IPATINGA – A Câmara Municipal de Ipatinga deliberou na última sessão extraordinária sobre quatro vetos totais do Poder Executivo a Projetos de Lei (PL) aprovados no final de 2025. O Legislativo manteve três dos vetos, resultando no arquivamento das matérias, e rejeitou um, que seguirá para promulgação após decisão do plenário.
A única decisão revertida pelos vereadores foi o veto ao PL 297/2025, de autoria do vereador Daniel do Bem, que institui diretrizes para a formação continuada de profissionais da educação voltada ao atendimento de alunos com Transtorno do Espectro Autista (TEA). Com a rejeição do veto por 16 votos a zero, a prefeitura fica obrigada a oferecer capacitação técnica em áreas como comunicação alternativa e Planos Educacionais Individualizados (PEI). O Executivo fundamentou o veto sob a tese de interferência administrativa, argumento que foi rejeitado de forma unânime pelo corpo legislativo.
Em contrapartida, o plenário decidiu pela manutenção do veto ao PL 293/2025, de autoria do vereador Matheus Braga, que previa o credenciamento de farmácias privadas para o fornecimento de medicamentos em falta na rede pública municipal. A votação registrou 14 votos pela manutenção da decisão do Executivo e 2 contrários. Da mesma forma, foi mantido o veto ao PL 305/2025, de autoria do vereador Hermínio Bernardo, que instituía o programa de prevenção ao diabetes em creches e escolas municipais.
Também foi ratificado o veto ao PL 307/2025, proposto pelo vereador Matheus Braga, que estabelecia um novo Plano Municipal de Educação Inclusiva. A justificativa apresentada pela prefeitura e acolhida pela maioria dos parlamentares foi de que as diretrizes propostas já constam no Plano Municipal de Educação vigente, o que tornaria a nova norma redundante.

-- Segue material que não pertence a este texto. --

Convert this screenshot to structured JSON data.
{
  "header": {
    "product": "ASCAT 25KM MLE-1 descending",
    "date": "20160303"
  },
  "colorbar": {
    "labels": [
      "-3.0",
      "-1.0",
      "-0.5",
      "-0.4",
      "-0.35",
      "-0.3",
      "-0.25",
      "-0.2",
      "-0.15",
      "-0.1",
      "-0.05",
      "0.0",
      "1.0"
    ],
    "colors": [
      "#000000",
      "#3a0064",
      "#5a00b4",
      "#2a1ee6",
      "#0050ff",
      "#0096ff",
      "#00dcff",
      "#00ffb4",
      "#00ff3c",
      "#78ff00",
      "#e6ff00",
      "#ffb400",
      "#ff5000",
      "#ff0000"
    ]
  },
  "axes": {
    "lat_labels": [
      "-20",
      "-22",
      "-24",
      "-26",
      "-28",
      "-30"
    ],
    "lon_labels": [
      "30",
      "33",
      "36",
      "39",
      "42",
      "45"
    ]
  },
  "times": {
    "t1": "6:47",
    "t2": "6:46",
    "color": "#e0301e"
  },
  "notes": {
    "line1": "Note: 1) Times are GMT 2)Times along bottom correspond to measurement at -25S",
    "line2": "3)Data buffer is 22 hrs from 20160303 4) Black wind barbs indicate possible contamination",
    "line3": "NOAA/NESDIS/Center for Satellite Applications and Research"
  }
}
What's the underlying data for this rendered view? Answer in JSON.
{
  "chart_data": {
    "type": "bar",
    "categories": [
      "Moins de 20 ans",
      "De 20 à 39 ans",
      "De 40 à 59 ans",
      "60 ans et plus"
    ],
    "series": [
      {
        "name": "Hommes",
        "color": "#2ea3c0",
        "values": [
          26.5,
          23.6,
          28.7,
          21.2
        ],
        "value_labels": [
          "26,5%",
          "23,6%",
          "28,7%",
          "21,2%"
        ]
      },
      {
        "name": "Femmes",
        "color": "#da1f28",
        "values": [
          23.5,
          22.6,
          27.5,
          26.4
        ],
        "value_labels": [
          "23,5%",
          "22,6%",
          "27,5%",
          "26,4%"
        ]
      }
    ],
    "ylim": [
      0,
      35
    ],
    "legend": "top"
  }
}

Durante os debates, os autores das matérias sustentaram que as leis sanariam lacunas na prestação de serviços públicos, enquanto parlamentares da base governista defenderam que a prioridade deve ser a fiscalização das políticas já instituídas.
Com o encerramento da sessão, o projeto relativo à formação continuada para TEA será encaminhado para promulgação pelo presidente da Câmara. As propostas sobre descentralização de medicamentos, prevenção ao diabetes e plano de educação inclusiva foram formalmente arquivadas, encerrando sua tramitação legislativa.